И так далее. Перечислять всех нет никакой надобности. Но прошу заметить — всех этих гостей вы действительно можете встретить в рогозинской мастерской. И не только этих. Если вас больше устраивает директор издательства «Правда», командир подводной лодки или будущий глава правительства Удмуртии — прошу!
— О! Кто пришел! — закричал Юрий Иванович, увидев меня в дверях. — Сколько зим! Чайку маханешь? Махани, махани! Без чая жизнь плохая!
— Махану, — ответил Автор, присаживаясь на угол серого дивана. Девочки, рассматривавшие совершенно голую шиловскую тетеньку, лежащую уже в постели, застеснялись, зарделись и сдвинулись в сторону. После того как Даная погибла в кислотных пузырях полового бандита, который тронулся умом, глядя на нее, Шилов своими скромными усилиями, видимо, решил возместить эту потерю человечества.
— Это, простите, Маха? — вежливо спросил Автор.
— Ты чайку махани, а Маху потом! — засмеялся Юрий Иванович, и все засмеялись невинности его шутки.

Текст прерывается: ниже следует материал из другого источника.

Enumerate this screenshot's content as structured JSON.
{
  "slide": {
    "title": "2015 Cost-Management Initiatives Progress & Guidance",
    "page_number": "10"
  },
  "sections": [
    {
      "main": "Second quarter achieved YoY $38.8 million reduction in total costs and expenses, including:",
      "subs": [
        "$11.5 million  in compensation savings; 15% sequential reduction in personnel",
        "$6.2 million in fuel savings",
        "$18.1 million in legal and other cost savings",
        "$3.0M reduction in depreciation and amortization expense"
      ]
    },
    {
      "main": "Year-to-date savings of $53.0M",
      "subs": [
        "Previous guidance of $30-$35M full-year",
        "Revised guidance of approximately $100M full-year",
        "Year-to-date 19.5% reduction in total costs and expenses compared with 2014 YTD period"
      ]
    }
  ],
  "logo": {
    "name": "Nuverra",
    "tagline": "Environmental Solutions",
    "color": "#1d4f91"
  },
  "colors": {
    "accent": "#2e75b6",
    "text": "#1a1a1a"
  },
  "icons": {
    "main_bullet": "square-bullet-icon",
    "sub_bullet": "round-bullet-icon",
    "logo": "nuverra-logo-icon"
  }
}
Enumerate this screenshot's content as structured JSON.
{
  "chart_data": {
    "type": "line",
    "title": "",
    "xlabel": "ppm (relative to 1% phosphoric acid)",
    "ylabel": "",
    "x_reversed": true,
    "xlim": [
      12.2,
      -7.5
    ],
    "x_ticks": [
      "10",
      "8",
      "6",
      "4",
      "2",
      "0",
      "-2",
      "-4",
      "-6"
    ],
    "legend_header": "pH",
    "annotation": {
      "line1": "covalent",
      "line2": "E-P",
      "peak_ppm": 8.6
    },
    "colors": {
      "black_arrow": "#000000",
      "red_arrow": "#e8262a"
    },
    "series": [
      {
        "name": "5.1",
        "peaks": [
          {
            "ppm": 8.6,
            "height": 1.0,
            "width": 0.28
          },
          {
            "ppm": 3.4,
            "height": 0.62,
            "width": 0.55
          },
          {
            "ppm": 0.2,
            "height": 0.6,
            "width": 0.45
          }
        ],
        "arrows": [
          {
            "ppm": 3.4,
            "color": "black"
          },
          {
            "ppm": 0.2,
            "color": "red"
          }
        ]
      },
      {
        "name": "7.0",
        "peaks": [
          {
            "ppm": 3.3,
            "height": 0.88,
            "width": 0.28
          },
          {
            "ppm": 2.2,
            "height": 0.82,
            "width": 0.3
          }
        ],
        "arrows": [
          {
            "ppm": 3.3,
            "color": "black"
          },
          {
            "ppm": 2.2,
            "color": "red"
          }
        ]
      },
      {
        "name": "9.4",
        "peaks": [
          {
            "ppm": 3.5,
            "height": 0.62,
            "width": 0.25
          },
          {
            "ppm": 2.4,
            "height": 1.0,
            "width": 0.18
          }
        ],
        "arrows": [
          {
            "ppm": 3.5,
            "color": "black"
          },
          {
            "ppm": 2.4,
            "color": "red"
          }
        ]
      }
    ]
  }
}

Стены мастерской были увешаны картинами, многие из них побывали на выставках, опубликованы в альбомах, в журналах, весь угол занимал станок для литографии, в центре стоял мольберт, на стене тикали часы и, как обычно, отставали часа на полтора. Все знали об этом, но почему-то верили часам, поглядывали на них, собираясь выскочить позвонить в назначенный час из автомата, торопясь к электричке на соседний Белорусский вокзал, прикидывая время до закрытия метро, до последнего автобуса. И надо же, все получалось, никуда не опаздывали. По кругу у стен, у столов, у стульев стояли новые работы, как выяснилось, привезенные с Мангышлака, куда Юрий Иванович ездил в командировку, чтобы воспеть этот забытый Богом и людьми край. На листах были изображены лунные скалы, мертвые пески, кратеры, барханы, провалы в земле, причудливые итоги выветривания и вымывания. Юрий Иванович уже успел оформить свои листы, вставил их под стекло, подобрал рамы.